In accordance with these powers, a Joint Operating Board was formed by the cities of Dallas and Forth Worth and certain ordinances were passed concerning the operation of the D/FW Airport. (See Footnote 1.) Because we have no reason to doubt the validity of these ordinances and because appellant has admitted that no application has been made to the Joint Board for permission to serve the Regional Airport, we conclude that appellant has no such authority.
It is our understanding that the appellant originally sought an interpretation of and an injunction against the enforcement of penal ordinances enacted by appellees in exercising their control over the airport and its operation.
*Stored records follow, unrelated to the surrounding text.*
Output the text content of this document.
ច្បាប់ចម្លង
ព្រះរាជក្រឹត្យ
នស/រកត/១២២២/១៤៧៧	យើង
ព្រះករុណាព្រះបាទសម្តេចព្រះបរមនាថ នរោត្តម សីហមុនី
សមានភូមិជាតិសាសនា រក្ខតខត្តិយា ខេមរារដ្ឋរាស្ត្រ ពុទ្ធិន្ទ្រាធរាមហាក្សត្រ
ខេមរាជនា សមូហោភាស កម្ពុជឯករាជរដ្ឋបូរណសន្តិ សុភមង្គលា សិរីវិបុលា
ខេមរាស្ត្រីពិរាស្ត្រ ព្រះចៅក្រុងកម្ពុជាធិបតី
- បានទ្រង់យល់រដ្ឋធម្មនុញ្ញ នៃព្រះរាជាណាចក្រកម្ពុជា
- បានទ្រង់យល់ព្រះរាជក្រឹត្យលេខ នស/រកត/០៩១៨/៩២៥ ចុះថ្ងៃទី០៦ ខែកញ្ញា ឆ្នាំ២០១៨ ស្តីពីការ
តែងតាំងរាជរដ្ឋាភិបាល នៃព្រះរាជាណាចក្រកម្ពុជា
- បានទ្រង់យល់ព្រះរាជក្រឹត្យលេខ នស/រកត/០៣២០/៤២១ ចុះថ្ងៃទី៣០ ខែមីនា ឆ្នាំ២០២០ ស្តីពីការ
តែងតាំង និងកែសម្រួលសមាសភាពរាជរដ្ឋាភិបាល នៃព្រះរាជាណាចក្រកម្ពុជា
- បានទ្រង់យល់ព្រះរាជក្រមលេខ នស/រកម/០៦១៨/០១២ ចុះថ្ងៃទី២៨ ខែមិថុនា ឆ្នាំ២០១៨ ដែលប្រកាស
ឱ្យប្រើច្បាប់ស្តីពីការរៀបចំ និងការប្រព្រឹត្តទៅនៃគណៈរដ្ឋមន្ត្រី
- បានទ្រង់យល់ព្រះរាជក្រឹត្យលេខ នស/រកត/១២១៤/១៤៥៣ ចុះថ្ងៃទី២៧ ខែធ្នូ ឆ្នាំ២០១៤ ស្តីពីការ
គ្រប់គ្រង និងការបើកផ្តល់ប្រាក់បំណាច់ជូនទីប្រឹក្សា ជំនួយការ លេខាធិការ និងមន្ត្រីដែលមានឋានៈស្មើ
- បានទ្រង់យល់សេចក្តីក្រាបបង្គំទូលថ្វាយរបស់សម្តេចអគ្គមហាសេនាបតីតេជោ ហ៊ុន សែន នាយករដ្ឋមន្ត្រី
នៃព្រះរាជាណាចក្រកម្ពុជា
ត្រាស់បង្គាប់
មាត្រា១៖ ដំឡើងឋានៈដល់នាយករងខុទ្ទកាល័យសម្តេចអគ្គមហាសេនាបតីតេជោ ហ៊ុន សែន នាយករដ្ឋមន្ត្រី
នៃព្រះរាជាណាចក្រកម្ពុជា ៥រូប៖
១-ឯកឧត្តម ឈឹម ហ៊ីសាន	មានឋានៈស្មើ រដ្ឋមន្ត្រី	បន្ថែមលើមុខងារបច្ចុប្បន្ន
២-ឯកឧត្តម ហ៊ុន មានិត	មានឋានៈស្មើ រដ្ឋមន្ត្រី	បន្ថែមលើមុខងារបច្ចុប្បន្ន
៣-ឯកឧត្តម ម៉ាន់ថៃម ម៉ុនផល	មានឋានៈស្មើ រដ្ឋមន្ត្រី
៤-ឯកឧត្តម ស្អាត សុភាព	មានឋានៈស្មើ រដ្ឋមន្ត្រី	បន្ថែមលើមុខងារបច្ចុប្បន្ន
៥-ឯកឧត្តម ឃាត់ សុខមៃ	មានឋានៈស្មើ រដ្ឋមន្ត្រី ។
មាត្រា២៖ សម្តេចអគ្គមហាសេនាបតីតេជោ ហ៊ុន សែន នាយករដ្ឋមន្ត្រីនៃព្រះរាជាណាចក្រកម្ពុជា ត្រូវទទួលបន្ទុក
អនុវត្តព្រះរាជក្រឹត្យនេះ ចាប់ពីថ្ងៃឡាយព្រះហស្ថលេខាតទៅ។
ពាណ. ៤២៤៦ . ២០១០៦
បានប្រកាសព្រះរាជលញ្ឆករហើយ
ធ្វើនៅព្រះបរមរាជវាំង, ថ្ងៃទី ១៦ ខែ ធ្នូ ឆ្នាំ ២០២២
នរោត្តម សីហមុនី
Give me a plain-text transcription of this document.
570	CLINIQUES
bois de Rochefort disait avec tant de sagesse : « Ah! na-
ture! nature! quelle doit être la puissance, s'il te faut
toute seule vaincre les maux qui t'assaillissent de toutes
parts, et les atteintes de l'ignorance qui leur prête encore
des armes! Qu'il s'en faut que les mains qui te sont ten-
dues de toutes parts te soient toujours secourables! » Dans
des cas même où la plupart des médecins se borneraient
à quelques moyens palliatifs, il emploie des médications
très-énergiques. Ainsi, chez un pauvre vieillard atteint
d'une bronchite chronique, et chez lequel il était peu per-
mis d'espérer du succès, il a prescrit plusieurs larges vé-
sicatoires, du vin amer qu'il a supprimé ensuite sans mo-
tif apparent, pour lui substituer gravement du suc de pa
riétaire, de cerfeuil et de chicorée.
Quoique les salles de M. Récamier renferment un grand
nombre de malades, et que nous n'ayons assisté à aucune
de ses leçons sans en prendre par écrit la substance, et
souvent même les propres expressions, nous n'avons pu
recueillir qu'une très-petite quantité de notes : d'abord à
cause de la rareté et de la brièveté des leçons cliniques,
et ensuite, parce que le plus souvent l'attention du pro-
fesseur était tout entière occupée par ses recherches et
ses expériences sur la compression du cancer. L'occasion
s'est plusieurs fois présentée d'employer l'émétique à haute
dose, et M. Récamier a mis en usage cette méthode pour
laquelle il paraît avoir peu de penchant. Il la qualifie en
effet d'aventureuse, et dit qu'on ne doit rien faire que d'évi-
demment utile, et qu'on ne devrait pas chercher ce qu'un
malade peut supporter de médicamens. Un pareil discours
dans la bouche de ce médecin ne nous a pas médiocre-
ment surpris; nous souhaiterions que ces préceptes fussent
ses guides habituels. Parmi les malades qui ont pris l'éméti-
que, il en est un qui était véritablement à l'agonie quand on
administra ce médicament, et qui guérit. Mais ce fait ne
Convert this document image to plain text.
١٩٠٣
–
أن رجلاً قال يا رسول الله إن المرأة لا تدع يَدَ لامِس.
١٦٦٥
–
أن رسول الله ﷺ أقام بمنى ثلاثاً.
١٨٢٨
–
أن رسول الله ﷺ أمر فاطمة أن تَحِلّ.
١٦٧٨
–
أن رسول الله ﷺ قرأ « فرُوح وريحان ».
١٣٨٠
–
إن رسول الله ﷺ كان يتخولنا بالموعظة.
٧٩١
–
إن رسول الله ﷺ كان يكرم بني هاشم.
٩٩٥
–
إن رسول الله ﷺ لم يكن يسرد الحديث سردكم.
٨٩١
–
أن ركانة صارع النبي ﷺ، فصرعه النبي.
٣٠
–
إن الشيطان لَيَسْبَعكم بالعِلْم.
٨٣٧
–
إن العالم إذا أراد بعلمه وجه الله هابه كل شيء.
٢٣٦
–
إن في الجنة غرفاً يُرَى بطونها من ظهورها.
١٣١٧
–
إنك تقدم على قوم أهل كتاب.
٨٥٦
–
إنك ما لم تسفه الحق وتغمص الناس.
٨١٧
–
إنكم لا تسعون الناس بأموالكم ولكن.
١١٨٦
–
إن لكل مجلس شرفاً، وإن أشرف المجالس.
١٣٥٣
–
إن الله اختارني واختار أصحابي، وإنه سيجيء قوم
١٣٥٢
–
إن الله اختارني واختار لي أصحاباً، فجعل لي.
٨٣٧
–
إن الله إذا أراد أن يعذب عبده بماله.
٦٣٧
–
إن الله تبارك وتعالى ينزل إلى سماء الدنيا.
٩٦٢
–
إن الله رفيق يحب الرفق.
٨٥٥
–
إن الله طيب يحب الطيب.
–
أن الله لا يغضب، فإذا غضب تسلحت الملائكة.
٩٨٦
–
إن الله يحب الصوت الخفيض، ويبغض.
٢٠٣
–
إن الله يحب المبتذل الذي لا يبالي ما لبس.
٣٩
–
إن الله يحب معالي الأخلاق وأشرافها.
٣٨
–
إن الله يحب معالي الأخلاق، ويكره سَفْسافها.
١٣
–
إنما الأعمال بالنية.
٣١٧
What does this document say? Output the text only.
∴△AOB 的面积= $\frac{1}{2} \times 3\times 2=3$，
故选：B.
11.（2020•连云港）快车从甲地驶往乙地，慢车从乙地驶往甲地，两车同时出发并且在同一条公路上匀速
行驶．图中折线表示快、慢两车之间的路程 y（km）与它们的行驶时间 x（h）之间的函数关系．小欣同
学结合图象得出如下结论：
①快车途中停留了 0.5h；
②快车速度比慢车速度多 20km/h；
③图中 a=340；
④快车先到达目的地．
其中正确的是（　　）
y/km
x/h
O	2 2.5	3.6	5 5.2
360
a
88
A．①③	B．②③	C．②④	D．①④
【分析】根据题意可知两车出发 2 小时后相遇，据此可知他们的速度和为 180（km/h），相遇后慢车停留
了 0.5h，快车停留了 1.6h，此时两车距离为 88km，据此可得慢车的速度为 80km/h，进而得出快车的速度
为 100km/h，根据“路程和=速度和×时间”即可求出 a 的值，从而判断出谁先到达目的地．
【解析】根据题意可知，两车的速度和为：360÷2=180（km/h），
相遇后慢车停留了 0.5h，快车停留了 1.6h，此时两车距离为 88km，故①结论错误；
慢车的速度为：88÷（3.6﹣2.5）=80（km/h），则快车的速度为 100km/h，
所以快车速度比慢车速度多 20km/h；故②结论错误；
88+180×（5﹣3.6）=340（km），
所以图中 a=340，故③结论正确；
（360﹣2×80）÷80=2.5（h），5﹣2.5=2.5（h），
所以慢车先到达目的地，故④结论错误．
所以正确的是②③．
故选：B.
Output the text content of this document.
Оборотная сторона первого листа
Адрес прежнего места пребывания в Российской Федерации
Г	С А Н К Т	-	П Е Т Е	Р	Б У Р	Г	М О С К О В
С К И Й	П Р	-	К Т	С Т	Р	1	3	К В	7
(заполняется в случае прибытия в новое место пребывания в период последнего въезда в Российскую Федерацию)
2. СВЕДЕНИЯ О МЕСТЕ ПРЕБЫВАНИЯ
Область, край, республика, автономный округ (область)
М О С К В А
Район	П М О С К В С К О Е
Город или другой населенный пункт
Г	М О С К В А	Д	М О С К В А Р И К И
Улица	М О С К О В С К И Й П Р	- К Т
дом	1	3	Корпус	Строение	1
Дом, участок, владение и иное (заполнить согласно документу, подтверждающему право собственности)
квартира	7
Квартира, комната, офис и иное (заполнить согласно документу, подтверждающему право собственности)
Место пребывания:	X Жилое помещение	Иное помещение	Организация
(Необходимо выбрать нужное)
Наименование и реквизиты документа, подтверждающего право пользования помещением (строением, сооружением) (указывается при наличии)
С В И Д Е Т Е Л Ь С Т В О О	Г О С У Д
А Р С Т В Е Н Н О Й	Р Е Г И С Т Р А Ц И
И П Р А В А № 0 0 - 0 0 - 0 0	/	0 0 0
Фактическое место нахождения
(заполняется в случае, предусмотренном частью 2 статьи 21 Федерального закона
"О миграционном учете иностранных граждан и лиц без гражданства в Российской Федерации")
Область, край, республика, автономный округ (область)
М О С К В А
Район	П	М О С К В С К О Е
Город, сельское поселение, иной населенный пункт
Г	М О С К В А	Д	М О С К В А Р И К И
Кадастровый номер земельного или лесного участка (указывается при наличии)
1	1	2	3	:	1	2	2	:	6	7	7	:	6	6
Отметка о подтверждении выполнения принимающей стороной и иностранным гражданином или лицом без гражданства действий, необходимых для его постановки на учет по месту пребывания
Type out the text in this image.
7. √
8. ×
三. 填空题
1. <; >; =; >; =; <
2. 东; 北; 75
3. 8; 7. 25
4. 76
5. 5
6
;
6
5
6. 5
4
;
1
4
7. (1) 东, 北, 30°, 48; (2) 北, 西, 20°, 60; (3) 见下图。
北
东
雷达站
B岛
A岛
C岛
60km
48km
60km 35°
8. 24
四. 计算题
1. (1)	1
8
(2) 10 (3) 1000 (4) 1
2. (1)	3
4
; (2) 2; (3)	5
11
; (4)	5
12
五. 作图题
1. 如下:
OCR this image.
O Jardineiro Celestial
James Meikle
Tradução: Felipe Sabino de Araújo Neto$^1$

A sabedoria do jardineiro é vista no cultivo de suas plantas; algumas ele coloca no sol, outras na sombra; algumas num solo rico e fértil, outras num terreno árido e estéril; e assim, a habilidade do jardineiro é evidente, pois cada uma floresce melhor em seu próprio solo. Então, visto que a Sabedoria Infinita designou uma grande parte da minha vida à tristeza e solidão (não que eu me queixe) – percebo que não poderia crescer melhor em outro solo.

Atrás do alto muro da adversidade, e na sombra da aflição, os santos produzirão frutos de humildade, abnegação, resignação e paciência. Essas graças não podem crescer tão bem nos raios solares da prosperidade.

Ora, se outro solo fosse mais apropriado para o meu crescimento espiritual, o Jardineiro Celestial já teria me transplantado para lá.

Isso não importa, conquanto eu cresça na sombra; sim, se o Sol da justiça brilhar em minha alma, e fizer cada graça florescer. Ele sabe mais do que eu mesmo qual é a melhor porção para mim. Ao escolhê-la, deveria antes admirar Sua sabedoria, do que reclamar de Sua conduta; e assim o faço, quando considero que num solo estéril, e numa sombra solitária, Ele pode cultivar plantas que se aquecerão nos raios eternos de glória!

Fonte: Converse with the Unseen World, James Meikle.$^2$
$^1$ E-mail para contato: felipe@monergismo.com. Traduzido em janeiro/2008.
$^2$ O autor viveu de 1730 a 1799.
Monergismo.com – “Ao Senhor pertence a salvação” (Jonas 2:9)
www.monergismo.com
In support of a contention that the court should have enjoined the enforcement of various penal ordinances, appellant contends that the authority granted by Certificate 2429-B to serve the airport is a property right which will support an injunction and that any monopoly appellees might create for themselves is unlawful because it denies rights that the Legislature has granted to others. However, we have found that the Certificate 2429-B does not authorize appellant to serve the D/FW Regional Airport. We therefore conclude that the cities could give themselves a monopoly in the present situation, and that no previously granted rights had been denied. Therefore because not all of the elements required to enjoin a penal ordinance were present, the court lacked authority to do so.
In point six in his motion for rehearing, appellant contends that our holding that the nonjoinder of Irving and Grapevine does not support the affirmance of the summary judgment, the proper remedy being remand for joinder of these parties. However, assuming this point to be valid, our finding that those elements necessary to cause the injunction of a penal ordinance (see State v. Logue, supra) were lacking in this case still results in a finding of lack of jurisdiction. Therefore the presence of Irving and Grapevine would not have altered the final outcome of this case.
We must admit that the appellant’s complaint concerning the appropriateness of point of error number two does have merit. Point of error number two is in compli-*576anee with the decisions as rendered by the Supreme Court in Malooly Brothers, Inc. v. Napier, 461 S.W.2d 119 (Tex.Sup.1970) and we therefore find no basis for any criticism of this point.
Appellant finally argues that because we found that the trial court had no jurisdiction to determine the validity of the penal ordinances, this court erred in affirming the summary judgment on that part of the case. We did find that the trial court lacked jurisdiction to enjoin the enforcement of the penal ordinance and so stated in our opinion. However, the trial court did have jurisdiction to interpret the Certificate 2429-B which it failed to do and which we have now done. This interpretation is done as a matter of law and therefore we still remain convinced that the summary judgment based on this ground must be affirmed.
We have found no errors warranting the need for a rehearing of this cause. With the clarification of our original opinion appellant’s motion is therefore overruled.
. Appellant did at one time apply for an amendment to Certificate 242S-B to have D/FW Airport expressly included in its area o£ authority. However this application was subsequently withdrawn before any commission action was taken.